Так и прижился Цыганок в семье Аргентовских.

— ...Я все корабельные сигналы знаю! — словно угадав мысли Наташи, сказал Цыганок, стараясь шагать в ногу с девушкой. И у Наташи дрогнуло сердце: где сейчас молодой мичман Саша Громов? Жив ли, помнит ли о их встрече?

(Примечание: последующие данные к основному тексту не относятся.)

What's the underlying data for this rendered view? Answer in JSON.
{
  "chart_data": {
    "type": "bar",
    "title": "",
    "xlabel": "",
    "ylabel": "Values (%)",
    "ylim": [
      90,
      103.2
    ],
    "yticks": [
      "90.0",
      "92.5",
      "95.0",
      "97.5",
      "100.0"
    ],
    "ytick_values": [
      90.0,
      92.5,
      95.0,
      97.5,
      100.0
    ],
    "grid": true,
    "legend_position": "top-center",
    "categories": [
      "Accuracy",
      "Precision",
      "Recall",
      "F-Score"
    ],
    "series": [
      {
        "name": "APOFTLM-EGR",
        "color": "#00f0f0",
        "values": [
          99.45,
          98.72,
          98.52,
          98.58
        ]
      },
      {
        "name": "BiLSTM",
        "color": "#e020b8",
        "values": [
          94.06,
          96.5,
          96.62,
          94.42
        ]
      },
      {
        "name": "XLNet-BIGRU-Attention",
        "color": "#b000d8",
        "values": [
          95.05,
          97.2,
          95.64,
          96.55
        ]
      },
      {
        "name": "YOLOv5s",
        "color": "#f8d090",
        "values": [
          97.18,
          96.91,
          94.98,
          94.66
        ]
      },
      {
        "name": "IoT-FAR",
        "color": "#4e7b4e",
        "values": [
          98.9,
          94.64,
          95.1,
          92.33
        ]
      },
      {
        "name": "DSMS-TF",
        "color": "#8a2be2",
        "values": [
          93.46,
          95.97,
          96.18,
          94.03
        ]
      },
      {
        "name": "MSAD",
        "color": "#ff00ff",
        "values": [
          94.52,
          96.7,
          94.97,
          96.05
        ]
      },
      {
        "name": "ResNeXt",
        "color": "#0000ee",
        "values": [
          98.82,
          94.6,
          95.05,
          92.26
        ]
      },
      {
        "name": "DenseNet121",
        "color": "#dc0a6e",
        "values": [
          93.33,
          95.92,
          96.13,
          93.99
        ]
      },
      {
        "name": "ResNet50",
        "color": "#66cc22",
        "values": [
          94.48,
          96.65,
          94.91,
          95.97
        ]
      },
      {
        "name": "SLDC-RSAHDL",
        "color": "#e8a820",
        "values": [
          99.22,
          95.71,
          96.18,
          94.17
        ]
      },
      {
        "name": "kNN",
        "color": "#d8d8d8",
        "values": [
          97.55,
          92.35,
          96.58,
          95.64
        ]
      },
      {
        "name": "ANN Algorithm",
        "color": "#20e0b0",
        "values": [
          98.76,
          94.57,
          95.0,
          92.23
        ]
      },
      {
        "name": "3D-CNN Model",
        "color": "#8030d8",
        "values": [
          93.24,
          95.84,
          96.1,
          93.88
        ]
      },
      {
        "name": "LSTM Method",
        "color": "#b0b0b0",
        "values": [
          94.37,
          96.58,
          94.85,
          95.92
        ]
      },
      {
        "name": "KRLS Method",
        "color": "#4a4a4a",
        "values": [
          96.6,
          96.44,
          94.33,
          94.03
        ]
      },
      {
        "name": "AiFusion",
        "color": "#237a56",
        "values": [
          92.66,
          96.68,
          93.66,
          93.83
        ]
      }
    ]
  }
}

— А как, Цыганок, просигналить одно только слово, скажи?

— Какое слово?

— «Отзовись!» — прошептала девушка.

Цыганок не понял, но нарушить молчание вопросом не решился. Вышагивая бок о бок с девушкой, он то и дело заглядывал ей в глаза. В них стояла глубокая, нескончаемая печаль.

ГЛАВА ЧЕТВЕРТАЯ

В МОРЕВСКОЙ

С отрядом менщиковских партизан Пичугин расстался на повороте к лесной деревне Белый Яр. Дмитрий условился с Ильей Корюкиным: до тех пор, пока не удастся выяснить обстановку в Кургане и наладить связь с партийным подпольем города, партизанам лучше разъехаться по домам, спрятать оружие и заняться, как и остальным крестьянам, работой в поле, благо подоспела пора сенокоса.

Главное сейчас — собрать силы, обезопасить преданных людей на тот случай, если в Менщиково нагрянет карательный отряд. Спасти партизан может только строжайшая конспирация. У всех в деревне, кто не связан с отрядом, надо создать впечатление, что его больше не существует.

Свернув с Белозерского тракта, Пичугин, чтобы не встретить людей, которые могли бы его узнать, поехал старыми проселочными дорогами. Ему хотелось еще до захода солнца попасть в Моревское, он то и дело пришпоривал коня. Это был обыкновенный крестьянский меринок, добрый на работе, но совсем не приученный ходить под седлом. Пичугину с трудом удалось заставить его идти рысью.

Дмитрий ехал глухой лесной стороной.

Белый Яр... Когда-то дед Пичугина, штабс-капитан, за публичное оскорбление полковника, любившего рукоприкладство, был разжалован в солдаты и сослан в далекий северный городок Туринск. После отбытия ссылки он прибыл на вольное поселение в деревню Белый Яр, что под Курганом. Тут жили выходцы из центральной России, бежавшие от произвола и лихоимства царских чиновников; земледельцы, пришедшие сюда три столетия назад из-за гор Уральских. Сюда шли люди вольные, смелые. Надрывая силы, пришельцы корявыми сохами поднимали матушку-степь, обживали лесную глухомань, растили тучную пшеницу, разводили скот. Богатеи гоняли из Казахстана табуны лошадей и стада коров, строили салотопенные заводы и мельницы, открывали кабаки. А беднота разорялась. Горек был подневольный труд, соленый пот разъедал домотканные рубахи, с рук не сходили кровавые мозоли.

Такой участи не избежал и дед Пичугина. А тут нежданно-негаданно подоспела еще новая беда: подросли четыре сына, их надо было отдавать в солдаты. Кто-кто, а Пичугин знал, что такое царская солдатчина. Так и этак пораскинул умом старик и решил: надо уезжать подальше от большого торгового тракта.

Он облюбовал маленький выселок Моревское, население которого в то время ни в каких списках земства еще не числилось. Мало находилось охотников селиться в этом «гнилом месте»: болото, солонцы да два озера, одно из которых было соленое, окружали деревеньку. Но у Пичугина выбора не было: спасая сыновей от рекрутчины, он перевез в Моревское свой скудный домашний скарб.